King Princess gives memorable performance to soulful crowd

Avery Wohleb

Pop singer-songwriter Mikaela Straus, known as King Princess, is quickly establishing herself as the “queer face of pop.” Ahead of her Oct. 9 show at Stubb’s Waller Creek Amphitheater, fans anticipated a night of dancing, fun and the inclusive environment of a King Princess show. Delivering just that, King Princess captured the hearts of a crowd of all ages, where her Cheap Queen Tour show gave fans a memorable concert experience.

The show kicked off with a performance by Dayglow, a charming Austin-based musician who wooed the crowd with a series of upbeat tunes. At one point, the singer requested every person in the audience turn to greet a stranger, prompting hundreds to pocket their cell phones and shake hands as he and his band continued along with a smooth instrumental break.

Following Dayglow’s set, the audience roared when Mars, a drag queen from Texas, took the stage. For 10 minutes, Mars lip synced to pop hits, dancing and hair-flipping in a seductive performance that energized the audience in the final minutes before the main act.

The excitement of the crowd swelled when King Princess finally took the stage, striding to the microphone bursting with confidence and ready to rock. Wearing an all white outfit to match her band, the 20-year-old musician opened with an unexpected ballad that quickly transitioned into the guitar-heavy rock of an unreleased song, spiking the curiosity of
the crowd.

Despite announcing to the audience that she was sick and stopping in between songs for numerous coughing fits, King Princess joked about the situation while still channeling her inner diva and falling into place as a star on the stage. Curse words were thrown left and right as she spoke to the audience, and her sassy demeanor continued as she sang songs such as the titular “Cheap Queen” and an audience favorite, “P—- is God."

The overall production of the show made for an aesthetically pleasing performance from her, with colorful lights that shined appropriately to fit the tone of the songs. Blue light
illuminated the smoke of a dozen cigarettes during slower, mellow tracks, and red lights drew the audience into KP’s world of rock ‘n’ roll. 

Perhaps the show’s only flaw was the uncomfortably loud volume of speakers placed around the stage, a choice that was detrimental to the crowd’s energy. While performing several unreleased songs, the support from the audience faltered as they stood uncomfortable and pained, unable to find the energy to continue dancing to songs they didn’t know.

The audience was able to revive their energy as King Princess performed older hits such as “Talia” and “1950.” Both slower pop tracks still managed to inspire fans to whip their heads around and shamelessly shout the lyrics at the top of their lungs. When she moved on to her heartbreak records, such as “You Destroyed My Heart” and “Trust Nobody,” the audience danced slowly with looks of admiration on their faces for a young musician with wisdom beyond her years.

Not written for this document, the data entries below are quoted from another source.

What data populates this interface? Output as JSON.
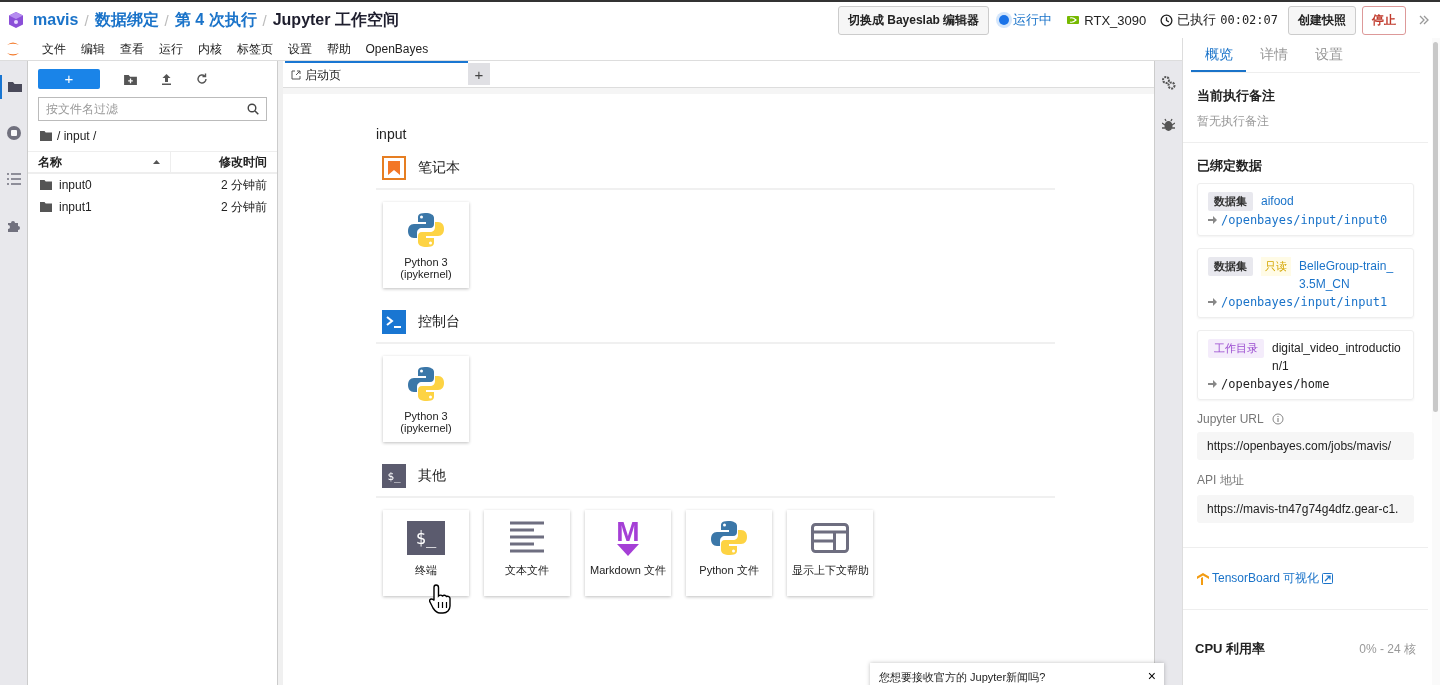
{
  "breadcrumb_separator": "/",
  "breadcrumb": [
    {
      "text": "mavis",
      "kind": "link"
    },
    {
      "text": "数据绑定",
      "kind": "link"
    },
    {
      "text": "第 4 次执行",
      "kind": "link"
    },
    {
      "text": "Jupyter 工作空间",
      "kind": "current"
    }
  ],
  "top_actions": {
    "switch_button": "切换成 Bayeslab 编辑器",
    "status": {
      "label": "运行中",
      "running": true
    },
    "gpu": "RTX_3090",
    "elapsed": {
      "label": "已执行",
      "time": "00:02:07"
    },
    "snapshot_button": "创建快照",
    "stop_button": "停止"
  },
  "menu": [
    "文件",
    "编辑",
    "查看",
    "运行",
    "内核",
    "标签页",
    "设置",
    "帮助",
    "OpenBayes"
  ],
  "side_tools": [
    {
      "kind": "folder",
      "selected": true
    },
    {
      "kind": "running",
      "selected": false
    },
    {
      "kind": "toc",
      "selected": false
    },
    {
      "kind": "extensions",
      "selected": false
    }
  ],
  "file_browser": {
    "new_button": "+",
    "filter": {
      "placeholder": "按文件名过滤"
    },
    "path": "/ input /",
    "columns": [
      "名称",
      "修改时间"
    ],
    "files": [
      {
        "name": "input0",
        "modified": "2 分钟前"
      },
      {
        "name": "input1",
        "modified": "2 分钟前"
      }
    ]
  },
  "tabs": [
    {
      "label": "启动页",
      "selected": true
    }
  ],
  "add_tab": "+",
  "launcher": {
    "title": "input",
    "sections": [
      {
        "title": "笔记本",
        "kind": "notebook",
        "items": [
          {
            "label": "Python 3 (ipykernel)",
            "kind": "python"
          }
        ]
      },
      {
        "title": "控制台",
        "kind": "console",
        "items": [
          {
            "label": "Python 3 (ipykernel)",
            "kind": "python"
          }
        ]
      },
      {
        "title": "其他",
        "kind": "other",
        "glyph": "$_",
        "items": [
          {
            "label": "终端",
            "kind": "terminal",
            "glyph": "$_"
          },
          {
            "label": "文本文件",
            "kind": "text"
          },
          {
            "label": "Markdown 文件",
            "kind": "markdown",
            "glyph": "M"
          },
          {
            "label": "Python 文件",
            "kind": "python"
          },
          {
            "label": "显示上下文帮助",
            "kind": "help"
          }
        ]
      }
    ]
  },
  "notification": {
    "text": "您想要接收官方的 Jupyter新闻吗?",
    "close": "×"
  },
  "panel": {
    "tabs": [
      {
        "label": "概览",
        "selected": true
      },
      {
        "label": "详情",
        "selected": false
      },
      {
        "label": "设置",
        "selected": false
      }
    ],
    "note": {
      "title": "当前执行备注",
      "text": "暂无执行备注"
    },
    "bound": {
      "title": "已绑定数据",
      "items": [
        {
          "tag": "数据集",
          "kind": "dataset",
          "name": "aifood",
          "path": "/openbayes/input/input0"
        },
        {
          "tag": "数据集",
          "kind": "dataset",
          "badges": [
            "只读"
          ],
          "name": "BelleGroup-train_3.5M_CN",
          "path": "/openbayes/input/input1"
        },
        {
          "tag": "工作目录",
          "kind": "workdir",
          "name": "digital_video_introduction/1",
          "path": "/openbayes/home"
        }
      ]
    },
    "jupyter_url": {
      "label": "Jupyter URL",
      "value": "https://openbayes.com/jobs/mavis/"
    },
    "api": {
      "label": "API 地址",
      "value": "https://mavis-tn47g74g4dfz.gear-c1."
    },
    "tensorboard": "TensorBoard 可视化",
    "cpu": {
      "label": "CPU 利用率",
      "value": "0% - 24 核"
    }
  }
}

King Princess defied fan expectations and ended the show with another unreleased song, which was received more positively than the unreleased songs performed earlier in the night and left the crowd with an overwhelming desire for more. By the end of the night, she established her place in Austinites’ hearts and cemented her position as a rising charismatic star the world might want to keep an eye on.